12. The apparatus of claim 8, further comprising:

the second processing module is used for setting the reservation state information of the transportation equipment in the first transportation path into a special reservation state;

the path determining module is further configured to determine a second transportation path according to the path information of the track device, where a functional attribute of the second transportation path is the same as a functional attribute of the first transportation path, and the second transportation path includes the track devices which are arranged in series and the reservation state information is in a reservable state or a special reservation state.

13. The apparatus according to any one of claims 8 to 12, wherein the object to be processed is a sample rack.

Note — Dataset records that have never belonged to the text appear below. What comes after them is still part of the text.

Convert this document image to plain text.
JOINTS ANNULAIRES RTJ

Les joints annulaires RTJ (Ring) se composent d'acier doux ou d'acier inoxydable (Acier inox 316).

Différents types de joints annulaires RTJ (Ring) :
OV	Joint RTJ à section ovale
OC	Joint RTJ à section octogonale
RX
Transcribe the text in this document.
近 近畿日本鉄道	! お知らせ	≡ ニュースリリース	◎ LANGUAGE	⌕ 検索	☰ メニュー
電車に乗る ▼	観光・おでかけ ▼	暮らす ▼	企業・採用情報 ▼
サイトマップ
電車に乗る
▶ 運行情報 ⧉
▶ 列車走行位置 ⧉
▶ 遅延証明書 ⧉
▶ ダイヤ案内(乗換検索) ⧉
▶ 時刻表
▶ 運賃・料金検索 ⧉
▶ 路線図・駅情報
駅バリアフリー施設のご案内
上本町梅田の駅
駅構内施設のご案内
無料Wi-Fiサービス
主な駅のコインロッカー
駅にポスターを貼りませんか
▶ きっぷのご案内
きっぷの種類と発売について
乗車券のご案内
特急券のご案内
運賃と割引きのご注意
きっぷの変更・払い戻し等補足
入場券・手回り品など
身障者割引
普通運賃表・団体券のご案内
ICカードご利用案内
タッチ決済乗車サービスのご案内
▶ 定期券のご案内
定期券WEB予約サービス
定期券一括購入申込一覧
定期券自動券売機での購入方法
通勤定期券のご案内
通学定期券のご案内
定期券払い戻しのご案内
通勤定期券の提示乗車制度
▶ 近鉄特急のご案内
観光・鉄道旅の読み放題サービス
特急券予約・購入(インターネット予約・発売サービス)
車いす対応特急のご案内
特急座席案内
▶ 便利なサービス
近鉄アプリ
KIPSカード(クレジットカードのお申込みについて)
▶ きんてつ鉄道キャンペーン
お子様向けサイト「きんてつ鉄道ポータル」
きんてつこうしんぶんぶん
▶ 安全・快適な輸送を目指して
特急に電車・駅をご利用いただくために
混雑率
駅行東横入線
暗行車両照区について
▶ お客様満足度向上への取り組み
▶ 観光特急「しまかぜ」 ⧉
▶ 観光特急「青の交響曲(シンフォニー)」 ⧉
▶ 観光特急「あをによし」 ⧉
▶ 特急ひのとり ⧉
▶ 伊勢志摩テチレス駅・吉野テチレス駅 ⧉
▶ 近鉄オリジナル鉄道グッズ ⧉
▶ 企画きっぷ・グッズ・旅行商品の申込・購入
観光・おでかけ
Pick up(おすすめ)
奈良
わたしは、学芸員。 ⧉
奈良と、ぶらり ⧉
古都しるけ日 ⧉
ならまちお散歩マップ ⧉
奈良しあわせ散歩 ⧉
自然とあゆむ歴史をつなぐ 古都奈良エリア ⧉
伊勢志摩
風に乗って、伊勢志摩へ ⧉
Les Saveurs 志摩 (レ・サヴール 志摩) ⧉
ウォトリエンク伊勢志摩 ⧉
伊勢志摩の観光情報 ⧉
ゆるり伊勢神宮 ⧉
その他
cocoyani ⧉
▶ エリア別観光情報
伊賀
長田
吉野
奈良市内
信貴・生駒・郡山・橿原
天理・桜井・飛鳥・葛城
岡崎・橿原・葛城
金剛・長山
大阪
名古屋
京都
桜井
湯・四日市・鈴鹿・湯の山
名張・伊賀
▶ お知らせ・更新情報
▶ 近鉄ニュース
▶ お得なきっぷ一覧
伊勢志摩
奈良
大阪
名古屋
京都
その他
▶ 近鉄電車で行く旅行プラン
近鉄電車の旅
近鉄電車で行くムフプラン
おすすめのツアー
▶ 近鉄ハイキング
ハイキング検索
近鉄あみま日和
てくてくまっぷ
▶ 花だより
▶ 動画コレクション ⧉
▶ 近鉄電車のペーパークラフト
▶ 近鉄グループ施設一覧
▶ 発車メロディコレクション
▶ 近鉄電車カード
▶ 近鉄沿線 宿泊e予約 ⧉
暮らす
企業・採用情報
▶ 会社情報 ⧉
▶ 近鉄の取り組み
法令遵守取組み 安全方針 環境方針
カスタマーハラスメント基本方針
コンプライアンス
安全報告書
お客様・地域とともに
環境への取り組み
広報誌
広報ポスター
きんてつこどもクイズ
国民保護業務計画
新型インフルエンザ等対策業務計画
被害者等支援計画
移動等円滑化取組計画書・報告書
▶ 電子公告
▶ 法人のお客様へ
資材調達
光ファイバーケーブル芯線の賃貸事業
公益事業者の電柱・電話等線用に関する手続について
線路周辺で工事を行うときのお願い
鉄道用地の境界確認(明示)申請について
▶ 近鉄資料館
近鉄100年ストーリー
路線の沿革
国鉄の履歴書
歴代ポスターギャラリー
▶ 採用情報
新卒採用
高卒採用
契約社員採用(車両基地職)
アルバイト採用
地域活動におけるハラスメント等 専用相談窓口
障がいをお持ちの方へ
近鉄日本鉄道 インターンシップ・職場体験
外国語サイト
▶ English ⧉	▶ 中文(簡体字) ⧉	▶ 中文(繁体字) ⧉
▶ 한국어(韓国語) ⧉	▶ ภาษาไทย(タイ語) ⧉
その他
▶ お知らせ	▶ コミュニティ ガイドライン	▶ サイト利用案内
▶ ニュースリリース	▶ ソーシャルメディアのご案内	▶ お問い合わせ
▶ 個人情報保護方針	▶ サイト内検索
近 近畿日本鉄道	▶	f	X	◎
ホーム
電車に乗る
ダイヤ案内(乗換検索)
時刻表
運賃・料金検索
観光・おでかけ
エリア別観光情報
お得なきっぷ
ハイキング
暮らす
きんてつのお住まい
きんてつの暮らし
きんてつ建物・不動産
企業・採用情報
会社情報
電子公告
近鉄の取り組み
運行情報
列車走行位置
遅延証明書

14. The apparatus of claim 8, wherein the rail device comprises one or more of a first rail device, a second rail device, and a third rail device,

first track equipment is including the transportation track, the transportation track includes along the relative input and the output that sets up of direction of transportation and set up the sub-track more than two between above-mentioned input and output, more than two the sub-track is followed direction of transportation interval distribution, but the sub-track bidirectional operation.

The second track equipment comprises a first main track and a first secondary track which are distributed along the distribution direction, and the first main track and the first secondary track can run in two directions;

the third track device includes a second primary track operable in both directions.